Recommandation 5 : Engager une réflexion sur la place de l’expertise technique des services de l’État, plus largement que dans le domaine minier.

Recommandation 6 : Clarifier le rôle de l’État sur les projets pour lesquels il est concerné à plusieurs titres (État police, État actionnaire), afin d’améliorer la gouvernance et la gestion financière du projet.

Recommandation 7 : Favoriser une mutation de la culture de l’État plus favorable à la reconnaissance de la faillibilité de l’État, dans une logique de droit à l’erreur.

Recommandation 8 : Faire évoluer le rôle des services de l’État dans les projets ayant un impact environnemental d’une logique de contrôle ex‑ante à un contrôle ex‑post, afin de s’assurer de la mise en œuvre effective du cadre législatif et réglementaire.

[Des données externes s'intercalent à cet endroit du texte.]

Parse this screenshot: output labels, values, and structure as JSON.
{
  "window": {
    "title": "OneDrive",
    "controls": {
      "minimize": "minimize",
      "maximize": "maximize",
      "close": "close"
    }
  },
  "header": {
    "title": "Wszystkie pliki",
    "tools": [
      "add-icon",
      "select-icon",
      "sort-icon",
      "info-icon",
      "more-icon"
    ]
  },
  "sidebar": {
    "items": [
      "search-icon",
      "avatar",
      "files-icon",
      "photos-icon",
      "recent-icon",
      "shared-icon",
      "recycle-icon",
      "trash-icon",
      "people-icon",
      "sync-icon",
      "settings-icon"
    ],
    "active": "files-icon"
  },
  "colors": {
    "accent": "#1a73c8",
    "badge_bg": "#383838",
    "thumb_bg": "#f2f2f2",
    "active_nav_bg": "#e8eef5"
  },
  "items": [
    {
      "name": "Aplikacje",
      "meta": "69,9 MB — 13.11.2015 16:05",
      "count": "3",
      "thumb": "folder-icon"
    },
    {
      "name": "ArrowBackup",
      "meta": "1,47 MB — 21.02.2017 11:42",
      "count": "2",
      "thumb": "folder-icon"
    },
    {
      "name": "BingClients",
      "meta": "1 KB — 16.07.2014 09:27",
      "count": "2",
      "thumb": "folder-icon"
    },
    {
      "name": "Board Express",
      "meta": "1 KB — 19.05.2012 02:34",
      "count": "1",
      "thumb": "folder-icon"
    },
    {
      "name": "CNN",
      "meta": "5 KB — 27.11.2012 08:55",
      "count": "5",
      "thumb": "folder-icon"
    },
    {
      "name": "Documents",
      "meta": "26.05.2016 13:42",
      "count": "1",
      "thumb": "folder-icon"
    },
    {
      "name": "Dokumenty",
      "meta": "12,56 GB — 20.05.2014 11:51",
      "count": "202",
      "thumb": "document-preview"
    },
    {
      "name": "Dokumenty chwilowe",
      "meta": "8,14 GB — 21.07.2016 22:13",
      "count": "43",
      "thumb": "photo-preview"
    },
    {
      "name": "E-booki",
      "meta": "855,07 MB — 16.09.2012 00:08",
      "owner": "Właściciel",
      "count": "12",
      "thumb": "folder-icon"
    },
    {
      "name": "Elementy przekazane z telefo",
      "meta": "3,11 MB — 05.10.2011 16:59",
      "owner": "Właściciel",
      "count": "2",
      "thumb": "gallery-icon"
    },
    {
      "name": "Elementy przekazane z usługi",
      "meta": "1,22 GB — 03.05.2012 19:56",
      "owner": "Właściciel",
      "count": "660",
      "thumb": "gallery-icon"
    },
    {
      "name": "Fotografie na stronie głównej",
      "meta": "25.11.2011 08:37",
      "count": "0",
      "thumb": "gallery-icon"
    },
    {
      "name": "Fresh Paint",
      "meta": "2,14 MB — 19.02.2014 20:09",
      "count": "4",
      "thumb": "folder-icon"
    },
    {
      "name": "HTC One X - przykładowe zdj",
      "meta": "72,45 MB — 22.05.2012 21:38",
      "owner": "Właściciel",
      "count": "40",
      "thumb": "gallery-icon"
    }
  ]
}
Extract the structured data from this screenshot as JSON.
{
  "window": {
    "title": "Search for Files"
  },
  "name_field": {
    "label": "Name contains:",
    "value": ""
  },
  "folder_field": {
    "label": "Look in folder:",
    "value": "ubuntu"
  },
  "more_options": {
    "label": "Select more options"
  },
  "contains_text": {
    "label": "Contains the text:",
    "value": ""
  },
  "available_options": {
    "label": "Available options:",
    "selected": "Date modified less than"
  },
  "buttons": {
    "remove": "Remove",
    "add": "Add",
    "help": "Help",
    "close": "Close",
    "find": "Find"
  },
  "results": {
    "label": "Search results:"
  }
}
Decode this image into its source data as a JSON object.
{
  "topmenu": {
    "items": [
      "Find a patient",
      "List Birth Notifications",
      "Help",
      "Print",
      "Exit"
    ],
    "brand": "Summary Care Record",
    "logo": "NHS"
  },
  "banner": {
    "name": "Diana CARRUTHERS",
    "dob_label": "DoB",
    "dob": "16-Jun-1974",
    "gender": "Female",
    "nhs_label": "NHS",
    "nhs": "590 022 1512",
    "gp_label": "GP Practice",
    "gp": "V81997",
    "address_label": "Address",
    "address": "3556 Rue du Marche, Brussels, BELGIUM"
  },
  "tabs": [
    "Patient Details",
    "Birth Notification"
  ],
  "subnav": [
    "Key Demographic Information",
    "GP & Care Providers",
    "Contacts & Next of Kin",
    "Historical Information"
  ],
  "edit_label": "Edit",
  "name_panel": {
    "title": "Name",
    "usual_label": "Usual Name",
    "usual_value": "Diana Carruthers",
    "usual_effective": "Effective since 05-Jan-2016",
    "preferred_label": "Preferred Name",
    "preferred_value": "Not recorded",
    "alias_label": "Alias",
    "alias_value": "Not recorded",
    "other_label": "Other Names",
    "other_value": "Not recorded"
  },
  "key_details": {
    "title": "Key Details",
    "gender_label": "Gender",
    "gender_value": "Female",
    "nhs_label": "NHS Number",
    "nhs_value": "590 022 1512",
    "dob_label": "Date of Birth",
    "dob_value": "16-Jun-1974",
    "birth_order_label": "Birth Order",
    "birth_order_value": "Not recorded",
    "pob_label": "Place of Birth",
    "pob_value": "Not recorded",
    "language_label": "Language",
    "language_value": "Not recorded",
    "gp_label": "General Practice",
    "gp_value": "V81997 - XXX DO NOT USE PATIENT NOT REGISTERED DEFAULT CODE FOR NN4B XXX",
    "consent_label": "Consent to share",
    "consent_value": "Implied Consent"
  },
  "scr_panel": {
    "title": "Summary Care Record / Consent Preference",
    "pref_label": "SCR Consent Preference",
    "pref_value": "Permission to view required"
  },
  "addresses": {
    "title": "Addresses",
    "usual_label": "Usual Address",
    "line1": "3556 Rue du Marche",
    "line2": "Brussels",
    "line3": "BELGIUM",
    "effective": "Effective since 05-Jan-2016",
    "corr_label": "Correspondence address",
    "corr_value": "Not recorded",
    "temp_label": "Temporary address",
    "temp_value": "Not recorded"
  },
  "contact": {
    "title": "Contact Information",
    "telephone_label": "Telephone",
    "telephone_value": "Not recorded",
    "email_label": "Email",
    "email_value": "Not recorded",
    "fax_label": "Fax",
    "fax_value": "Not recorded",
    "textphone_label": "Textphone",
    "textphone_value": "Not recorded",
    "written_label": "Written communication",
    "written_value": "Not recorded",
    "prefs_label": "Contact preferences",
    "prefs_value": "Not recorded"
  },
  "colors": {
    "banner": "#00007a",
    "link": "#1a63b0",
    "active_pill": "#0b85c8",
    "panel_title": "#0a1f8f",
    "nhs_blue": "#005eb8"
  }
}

Recommandation 9 : Engager une réflexion sur la gouvernance, le suivi de dossiers sensibles et la continuité de la décision publique afin d’éviter les situations de non‑décision, comme cela a été le cas pour Stocamine.

Avec ces 9 recommandations, dont 4 spécifiques à la situation observée à Stocamine, unanimement soutenues par l’Assemblée nationale à l’issue d’un travail sérieux et conséquent dont atteste le rapport publié, le Parlement tend une main au Gouvernement dans la définition d’une solution acceptable et apaisée pour Stocamine. Les manquements ont été clairement identifiés. Les leviers pour leur levée également. L’État, seul décisionnaire dans la gestion de ce dossier, est alors placé devant ses responsabilités.

  1.               L’État pressé à agir

Le travail parlementaire a été inscrit dans un calendrier exigeant, imposé par la nature et la convergence progressive des galeries minières qui réduit, au fur et à mesure, les marges d’action disponibles pour extraire les déchets stockés sans mettre en danger les mineurs travaillant au fond. La course contre le temps engagée ne tolère pas la lenteur de l’action publique dans ce dossier. C’est ainsi que la première recommandation formulée par l’Assemblée nationale invite l’État à prendre une décision sur l’avenir du site de stockage dans les 3 mois suivant la remise de l’étude du BRGM. Toute prise de décision différée dans le temps correspond, en réalité, à une nondécision en faveur du confinement définitif sans déstockage complémentaire.

Une prise de décision rapide, tel est le sens de la mobilisation constante déployée depuis l’adoption du rapport par M. Raphaël Schellenberger, co‑rapporteur et, à ce titre, garant pour le Parlement du suivi des recommandations formulées. A travers ces recommandations, ce sont les préoccupations des habitants de la 4ème circonscription du Haut‑Rhin et du bassin potassique, ainsi que l’engagement des élus locaux du territoire en faveur d’un déstockage complémentaire qui sont ainsi relayés auprès du gouvernement.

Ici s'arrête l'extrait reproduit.